Virginia Democrats, eager to repeat their “long parliament” experience over the summer and fall of 2020, were looking forward to attempting to keep state legislators in session for enough extra innings to consist of an entire season of baseball.

Indeed, Democratic Speaker Eileen Filler-Corn (D-Fairfax) announced Monday that the Virginia House of Delegates would meet virtually for the upcoming session, expecting a repeat of the previous session’s shenanigans:

Small problem with that.

Filler-Corn was quickly one-upped (and reminded) by Republican Senate Leader Tommy Norment (R-James City) and Republican House Leader Todd Gilbert (R-Woodstock), who jointly announced the session would be limited to 30 days per the Virginia constitution.

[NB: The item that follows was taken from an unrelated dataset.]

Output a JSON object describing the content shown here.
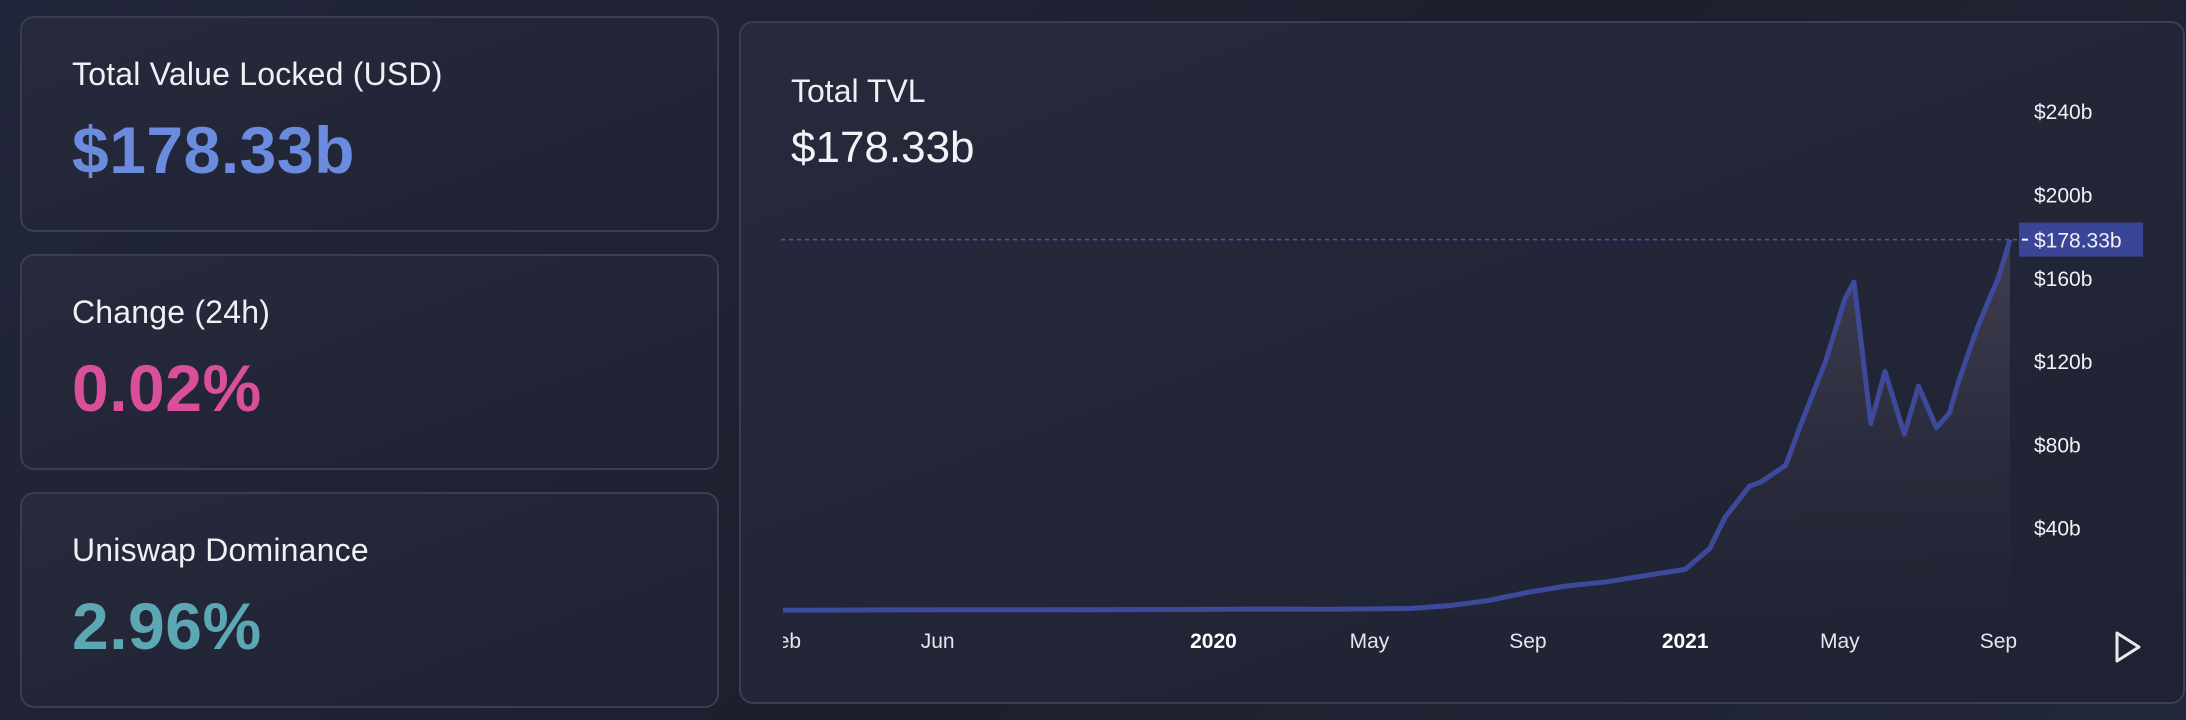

There is little indication that Filler-Corn or the leadership in the Democratic-controlled General Assembly even bothered to discuss the finer points of governing-by-recliner.

The law however is quite clear.

Under the Virginia Constitution, the General Assembly meets annually. In even-numbered years, the session is limited to 60 days. In odd-numbered years, the session is limited to 30 days. But there is a catch — with a two-thirds vote, the short sessions can be extended by up to 30 days.  Now for as long as anyone can remember, the short session has been extended to 45 or 46 days every year.

Yet as Republicans hold more than enough votes to block the procedural move required to extend the session and the progressive arm of the Democratic Party continues to govern under a lockdown mentality, given the “long parliament” there seems to be little appetite from either House or Senate Republicans to continue to waste taxpayer dollars and collect per diems for doing… well, nothing.

“Considering the lengthy regular and special sessions held this year, the General Assembly should be able to complete its work for 2021 in the 30 days the Constitution allows,” said Norment.  “This year’s regular session lasted 65 days and the special session stretched out over 84.”

The Constitution limits the duration of General Assembly sessions to ensure we have a citizen legislature, not one populated by full-time politicians,” Gilbert noted.  “Given that we’ve already addressed the primary purpose of the upcoming session, amending the state budget, it makes sense that we keep within the constitutional minimum until the people of Virginia can once again fully participate in their government.

A 30 day session with at least one half of the General Assembly meeting virtually would be one of the least productive sessions in history.

Yet given the Democratic agenda — further attempts to restrict firearms, repealing right-to-work, defunding and complicating matters for state and local law enforcement, enacting an expensive carbon tax, enacting gas rationing for transportation, and raising taxes yet again on working class families — that’s probably not the worst thing for Virginia.